Mercor, a $10 billion AI data startup that supplies training data to OpenAI, Anthropic, and Meta, was hit by a supply-chain attack in early April 2026. Hackers exploited a vulnerability in an open-source library called LiteLLM, potentially exposing training methodologies, personal data, and the proprietary AI development practices of multiple top AI companies. Over 40,000 people are covered by a class action lawsuit.
Did the Mercor breach affect my conversations with ChatGPT or other AI tools?
The breach exposed data from Mercor's contractor networks and potentially AI training methodologies. The full scope of what was compromised is still being investigated. What it illustrates is the broader risk: when AI companies rely on third-party data vendors, your data's security depends on the entire supply chain — not just the app you're using.

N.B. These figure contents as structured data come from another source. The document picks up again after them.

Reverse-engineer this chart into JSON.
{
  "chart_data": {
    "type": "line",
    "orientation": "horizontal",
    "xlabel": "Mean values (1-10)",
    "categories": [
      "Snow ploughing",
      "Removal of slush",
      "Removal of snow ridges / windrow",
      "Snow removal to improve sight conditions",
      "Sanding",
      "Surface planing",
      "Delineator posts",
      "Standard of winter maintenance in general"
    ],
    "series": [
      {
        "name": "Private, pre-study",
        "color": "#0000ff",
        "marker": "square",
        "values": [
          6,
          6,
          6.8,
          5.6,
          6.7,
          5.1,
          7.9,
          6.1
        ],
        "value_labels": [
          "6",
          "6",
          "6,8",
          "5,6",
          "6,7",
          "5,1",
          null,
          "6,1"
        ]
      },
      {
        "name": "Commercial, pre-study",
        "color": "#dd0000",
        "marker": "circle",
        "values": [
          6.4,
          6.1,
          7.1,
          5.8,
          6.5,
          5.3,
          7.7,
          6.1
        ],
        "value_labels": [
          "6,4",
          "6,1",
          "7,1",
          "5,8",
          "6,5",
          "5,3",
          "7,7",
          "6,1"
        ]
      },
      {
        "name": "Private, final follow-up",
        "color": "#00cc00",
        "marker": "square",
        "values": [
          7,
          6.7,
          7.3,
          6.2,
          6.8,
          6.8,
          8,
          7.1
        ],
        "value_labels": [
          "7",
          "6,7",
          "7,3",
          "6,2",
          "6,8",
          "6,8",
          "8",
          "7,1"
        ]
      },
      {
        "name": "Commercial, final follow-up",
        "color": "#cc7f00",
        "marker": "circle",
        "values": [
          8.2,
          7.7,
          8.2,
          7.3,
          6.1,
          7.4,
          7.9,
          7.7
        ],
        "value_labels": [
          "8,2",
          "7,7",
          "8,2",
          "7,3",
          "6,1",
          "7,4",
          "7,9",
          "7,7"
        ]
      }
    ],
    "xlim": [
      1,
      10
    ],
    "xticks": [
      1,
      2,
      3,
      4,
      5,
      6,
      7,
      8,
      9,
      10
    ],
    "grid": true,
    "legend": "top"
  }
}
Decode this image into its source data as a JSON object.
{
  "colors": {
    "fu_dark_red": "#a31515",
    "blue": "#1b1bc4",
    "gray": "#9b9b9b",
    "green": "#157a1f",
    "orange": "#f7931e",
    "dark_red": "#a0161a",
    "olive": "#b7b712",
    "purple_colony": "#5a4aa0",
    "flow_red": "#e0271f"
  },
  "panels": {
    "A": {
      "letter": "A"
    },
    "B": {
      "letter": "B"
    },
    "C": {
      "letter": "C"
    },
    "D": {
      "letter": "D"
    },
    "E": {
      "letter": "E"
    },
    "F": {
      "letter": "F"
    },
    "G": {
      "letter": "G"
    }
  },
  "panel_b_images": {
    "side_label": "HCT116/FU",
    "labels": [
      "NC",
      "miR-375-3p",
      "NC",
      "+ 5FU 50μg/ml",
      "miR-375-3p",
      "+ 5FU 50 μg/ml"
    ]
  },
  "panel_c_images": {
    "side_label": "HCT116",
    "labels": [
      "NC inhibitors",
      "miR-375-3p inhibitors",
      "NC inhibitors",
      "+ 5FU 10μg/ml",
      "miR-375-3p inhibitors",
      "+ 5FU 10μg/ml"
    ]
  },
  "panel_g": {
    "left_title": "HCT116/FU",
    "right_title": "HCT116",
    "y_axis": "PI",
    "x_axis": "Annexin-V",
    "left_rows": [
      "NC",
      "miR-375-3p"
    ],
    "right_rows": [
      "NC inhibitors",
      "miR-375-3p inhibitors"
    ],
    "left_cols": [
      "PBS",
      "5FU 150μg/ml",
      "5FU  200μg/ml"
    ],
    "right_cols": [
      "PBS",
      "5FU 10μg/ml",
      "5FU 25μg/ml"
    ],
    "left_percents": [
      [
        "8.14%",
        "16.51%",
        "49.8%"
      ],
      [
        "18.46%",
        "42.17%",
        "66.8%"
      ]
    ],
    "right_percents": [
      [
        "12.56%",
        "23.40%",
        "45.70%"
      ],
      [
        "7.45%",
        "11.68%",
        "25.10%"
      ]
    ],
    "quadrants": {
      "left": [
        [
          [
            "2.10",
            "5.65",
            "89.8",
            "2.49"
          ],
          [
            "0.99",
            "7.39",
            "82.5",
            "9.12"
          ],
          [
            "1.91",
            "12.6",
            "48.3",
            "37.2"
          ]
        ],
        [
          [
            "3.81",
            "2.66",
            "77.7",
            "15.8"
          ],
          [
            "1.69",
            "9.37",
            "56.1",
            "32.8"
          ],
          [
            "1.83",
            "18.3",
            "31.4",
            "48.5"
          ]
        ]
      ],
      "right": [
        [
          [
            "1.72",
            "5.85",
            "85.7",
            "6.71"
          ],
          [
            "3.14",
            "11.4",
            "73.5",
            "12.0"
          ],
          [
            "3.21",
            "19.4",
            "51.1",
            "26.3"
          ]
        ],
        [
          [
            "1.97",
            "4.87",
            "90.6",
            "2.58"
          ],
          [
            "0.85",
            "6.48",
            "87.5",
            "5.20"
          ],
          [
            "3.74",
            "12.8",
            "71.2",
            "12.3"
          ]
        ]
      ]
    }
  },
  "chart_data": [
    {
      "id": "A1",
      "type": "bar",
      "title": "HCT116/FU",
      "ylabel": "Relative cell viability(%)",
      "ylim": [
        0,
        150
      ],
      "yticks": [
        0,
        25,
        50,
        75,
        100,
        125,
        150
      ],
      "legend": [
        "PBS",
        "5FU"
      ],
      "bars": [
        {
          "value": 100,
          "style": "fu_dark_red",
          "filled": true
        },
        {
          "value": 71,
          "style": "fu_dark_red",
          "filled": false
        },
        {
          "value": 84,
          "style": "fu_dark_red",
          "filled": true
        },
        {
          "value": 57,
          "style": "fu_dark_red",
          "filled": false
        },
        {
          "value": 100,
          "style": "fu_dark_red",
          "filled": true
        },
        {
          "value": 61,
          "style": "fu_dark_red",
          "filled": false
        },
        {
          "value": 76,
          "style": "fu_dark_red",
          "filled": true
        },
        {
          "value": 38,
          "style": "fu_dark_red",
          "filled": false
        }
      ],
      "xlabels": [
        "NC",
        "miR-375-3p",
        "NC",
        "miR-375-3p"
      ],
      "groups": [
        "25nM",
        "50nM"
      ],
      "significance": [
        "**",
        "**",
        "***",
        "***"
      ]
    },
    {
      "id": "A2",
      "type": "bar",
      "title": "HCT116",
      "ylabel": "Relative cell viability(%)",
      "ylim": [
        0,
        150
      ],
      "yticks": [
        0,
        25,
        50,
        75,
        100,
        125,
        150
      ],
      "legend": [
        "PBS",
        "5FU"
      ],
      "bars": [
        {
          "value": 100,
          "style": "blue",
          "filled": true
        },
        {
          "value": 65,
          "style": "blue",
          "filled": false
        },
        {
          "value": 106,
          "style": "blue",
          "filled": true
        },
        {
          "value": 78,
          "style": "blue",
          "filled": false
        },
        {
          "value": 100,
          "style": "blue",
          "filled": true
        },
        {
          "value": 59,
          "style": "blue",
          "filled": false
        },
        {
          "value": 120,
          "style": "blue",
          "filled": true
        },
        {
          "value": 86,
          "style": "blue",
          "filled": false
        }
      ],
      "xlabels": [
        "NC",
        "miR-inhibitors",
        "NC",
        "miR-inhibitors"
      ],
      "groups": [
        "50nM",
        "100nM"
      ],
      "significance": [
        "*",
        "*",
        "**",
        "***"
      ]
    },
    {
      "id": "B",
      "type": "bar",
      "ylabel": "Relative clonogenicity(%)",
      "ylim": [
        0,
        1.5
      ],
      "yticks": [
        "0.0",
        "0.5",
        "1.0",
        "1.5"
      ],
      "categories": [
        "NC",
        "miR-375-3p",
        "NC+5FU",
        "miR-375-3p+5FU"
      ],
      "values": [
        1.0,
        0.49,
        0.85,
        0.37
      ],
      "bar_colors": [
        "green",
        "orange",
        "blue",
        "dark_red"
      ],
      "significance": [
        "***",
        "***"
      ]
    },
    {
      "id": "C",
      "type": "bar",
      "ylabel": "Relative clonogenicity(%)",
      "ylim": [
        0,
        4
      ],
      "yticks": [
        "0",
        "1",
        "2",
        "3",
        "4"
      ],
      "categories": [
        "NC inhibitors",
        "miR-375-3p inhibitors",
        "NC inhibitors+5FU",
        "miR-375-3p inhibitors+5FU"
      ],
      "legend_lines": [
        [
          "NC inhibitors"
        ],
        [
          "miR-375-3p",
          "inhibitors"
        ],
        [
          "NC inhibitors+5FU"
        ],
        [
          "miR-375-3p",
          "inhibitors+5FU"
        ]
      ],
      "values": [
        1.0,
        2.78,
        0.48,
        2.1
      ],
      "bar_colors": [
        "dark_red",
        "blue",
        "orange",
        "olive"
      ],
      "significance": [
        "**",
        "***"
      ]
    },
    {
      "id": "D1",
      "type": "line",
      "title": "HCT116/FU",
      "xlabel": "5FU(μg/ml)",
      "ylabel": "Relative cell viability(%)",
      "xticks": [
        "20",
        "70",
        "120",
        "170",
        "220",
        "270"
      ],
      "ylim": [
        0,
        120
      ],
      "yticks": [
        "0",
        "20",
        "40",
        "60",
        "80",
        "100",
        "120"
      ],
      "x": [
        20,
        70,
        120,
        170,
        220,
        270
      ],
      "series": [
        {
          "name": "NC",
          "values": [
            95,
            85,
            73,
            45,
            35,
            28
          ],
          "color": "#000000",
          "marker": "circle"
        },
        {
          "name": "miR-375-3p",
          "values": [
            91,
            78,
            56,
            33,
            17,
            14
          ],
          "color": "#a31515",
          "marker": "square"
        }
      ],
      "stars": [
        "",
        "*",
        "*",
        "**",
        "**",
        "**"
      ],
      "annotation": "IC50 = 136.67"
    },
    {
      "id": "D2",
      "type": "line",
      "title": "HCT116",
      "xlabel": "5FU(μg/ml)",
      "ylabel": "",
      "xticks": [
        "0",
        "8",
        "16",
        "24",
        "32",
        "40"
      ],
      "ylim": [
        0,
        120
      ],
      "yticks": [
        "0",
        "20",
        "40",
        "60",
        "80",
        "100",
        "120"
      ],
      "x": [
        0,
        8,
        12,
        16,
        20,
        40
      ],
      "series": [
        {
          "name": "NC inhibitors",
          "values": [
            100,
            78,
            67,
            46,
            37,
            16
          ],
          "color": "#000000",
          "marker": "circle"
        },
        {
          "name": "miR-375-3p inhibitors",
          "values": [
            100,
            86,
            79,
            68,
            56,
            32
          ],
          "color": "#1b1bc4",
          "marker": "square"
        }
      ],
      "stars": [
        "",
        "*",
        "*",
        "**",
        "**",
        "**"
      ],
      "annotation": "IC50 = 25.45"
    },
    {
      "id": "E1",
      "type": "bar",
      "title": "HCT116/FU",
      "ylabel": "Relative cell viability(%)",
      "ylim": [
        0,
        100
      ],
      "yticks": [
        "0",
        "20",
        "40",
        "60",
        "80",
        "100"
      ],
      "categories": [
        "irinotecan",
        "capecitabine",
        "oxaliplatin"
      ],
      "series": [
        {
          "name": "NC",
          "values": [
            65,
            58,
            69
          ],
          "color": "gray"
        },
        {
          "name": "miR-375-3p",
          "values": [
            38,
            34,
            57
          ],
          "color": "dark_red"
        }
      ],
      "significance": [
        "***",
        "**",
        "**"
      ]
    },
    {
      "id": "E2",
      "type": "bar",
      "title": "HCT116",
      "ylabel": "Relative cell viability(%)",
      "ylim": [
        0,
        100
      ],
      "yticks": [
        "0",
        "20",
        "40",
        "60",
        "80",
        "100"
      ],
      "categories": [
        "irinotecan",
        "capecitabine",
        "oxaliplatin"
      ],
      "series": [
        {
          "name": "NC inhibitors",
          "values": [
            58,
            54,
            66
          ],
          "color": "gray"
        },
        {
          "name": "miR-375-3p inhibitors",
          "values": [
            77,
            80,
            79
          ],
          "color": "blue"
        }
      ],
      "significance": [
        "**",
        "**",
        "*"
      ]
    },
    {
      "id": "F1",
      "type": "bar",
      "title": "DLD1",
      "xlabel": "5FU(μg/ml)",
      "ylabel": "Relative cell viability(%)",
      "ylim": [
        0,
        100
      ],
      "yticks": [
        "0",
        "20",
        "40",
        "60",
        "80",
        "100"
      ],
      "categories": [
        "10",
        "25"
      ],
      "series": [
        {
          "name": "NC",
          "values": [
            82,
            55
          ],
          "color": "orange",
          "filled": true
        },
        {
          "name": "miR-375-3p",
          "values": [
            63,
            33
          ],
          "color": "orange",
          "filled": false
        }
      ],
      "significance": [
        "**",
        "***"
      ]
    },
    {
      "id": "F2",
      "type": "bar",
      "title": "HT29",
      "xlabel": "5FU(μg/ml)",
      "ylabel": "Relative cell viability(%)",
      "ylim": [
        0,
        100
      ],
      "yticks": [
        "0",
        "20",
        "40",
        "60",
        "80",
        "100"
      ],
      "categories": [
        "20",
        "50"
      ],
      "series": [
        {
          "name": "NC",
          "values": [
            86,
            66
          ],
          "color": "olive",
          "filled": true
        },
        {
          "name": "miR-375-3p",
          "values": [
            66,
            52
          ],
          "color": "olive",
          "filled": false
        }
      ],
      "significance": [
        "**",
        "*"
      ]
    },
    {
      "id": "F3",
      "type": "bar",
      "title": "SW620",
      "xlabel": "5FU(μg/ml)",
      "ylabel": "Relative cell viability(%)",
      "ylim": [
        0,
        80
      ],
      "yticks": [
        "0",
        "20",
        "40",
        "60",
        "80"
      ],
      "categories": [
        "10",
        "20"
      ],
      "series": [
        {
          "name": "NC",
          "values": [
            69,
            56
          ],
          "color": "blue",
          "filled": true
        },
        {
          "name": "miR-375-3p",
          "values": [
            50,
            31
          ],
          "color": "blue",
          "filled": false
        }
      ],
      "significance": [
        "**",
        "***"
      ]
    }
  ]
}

Does Blob AI use third-party training data vendors like Mercor?
No. Blob does not train on user conversations at all, which means your conversations never enter a training pipeline, a labeling network, or any third-party data vendor relationship. Your conversations are encrypted at rest, retained for 90 days, and then deleted.
How do I know if the AI I use trains on my data?
Check the privacy policy's section on training data — look for phrases like "improve our services" or "used to train models." Most major AI platforms train on user data by default unless you actively opt out. Even then, policy opt-outs are legal controls, not architectural ones.
What does "encrypted at rest" mean for my conversations?
It means your conversations are stored in an encrypted format that cannot be read — even by Blob's own team. Only you can access your conversations. This is different from encryption in transit, which only protects data while it's being sent.